Selbst wenn Unternehmen wie etwa im Fall EDAG sehr schnell auf die Attacke reagieren, ist der Aufwand, diese abzuwehren, häufig gewaltig. Das zeigt das Beispiel der Wuppertaler Schmersal. Ende Mai vergangenen Jahres wurde der Automatisierungsspezialist vom Landeskriminalamt vor einem Cyberangriff gewarnt. Sofort fuhren die Verantwortlichen alle Systeme herunter – mit massiven Folgen. Die Fertigung in sieben Werken und die Arbeit in über 50 Niederlassungen ruhte länger als zunächst gedacht.
Gut zwei Wochen dauerte es, bis jeder Winkel in dem weitverzweigten IT-Netz durchsucht war. Am Ende musste das Unternehmen die gesamte IT neu aufsetzen. Die Kosten bezifferte Philip Schmersal, der geschäftsführende Gesellschafter, auf über zwölf Millionen Euro. Auslöser – so zeigte sich bei den Analysen – war eine Mail, die völlig unverdächtig war, die aber den Trojaner in das System eingeschleust hatte.

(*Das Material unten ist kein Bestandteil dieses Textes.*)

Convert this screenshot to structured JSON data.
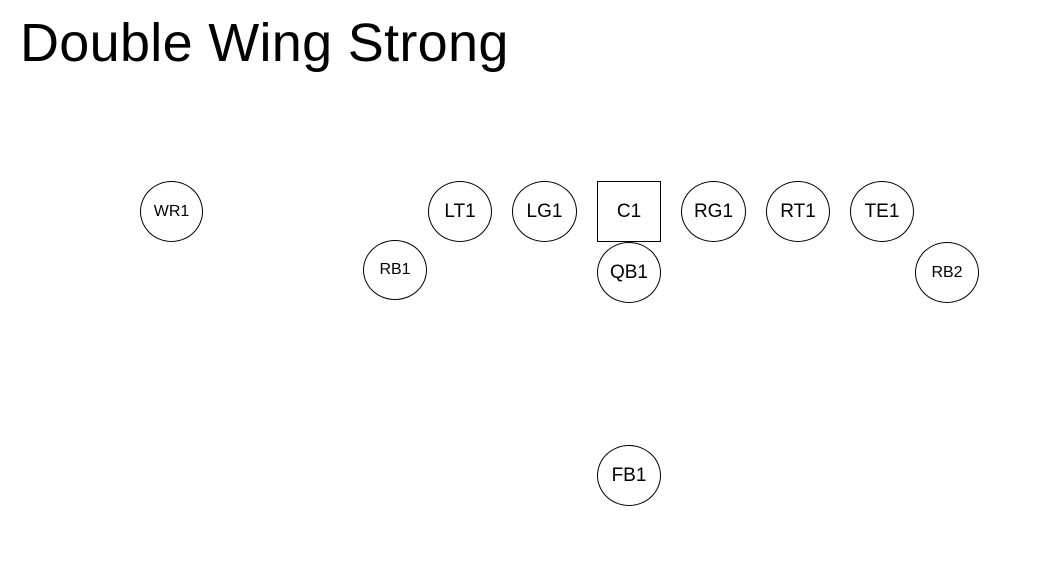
{
  "title": "Double Wing Strong",
  "players": {
    "wr1": "WR1",
    "lt1": "LT1",
    "lg1": "LG1",
    "c1": "C1",
    "rg1": "RG1",
    "rt1": "RT1",
    "te1": "TE1",
    "rb1": "RB1",
    "qb1": "QB1",
    "rb2": "RB2",
    "fb1": "FB1"
  }
}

In Fulda bei EDAG hofft man, dass der Aufwand nicht ganz so groß werden wird. Der IT-Krisenstab arbeite mit externen Cybersecurity-Experten und Daten-Forensikern mit Hochdruck daran, den Normalbetrieb wiederherzustellen, heißt es. Man werde weiterhin eng und transparent mit den Kunden, Partnern und Mitarbeitern kommunizieren.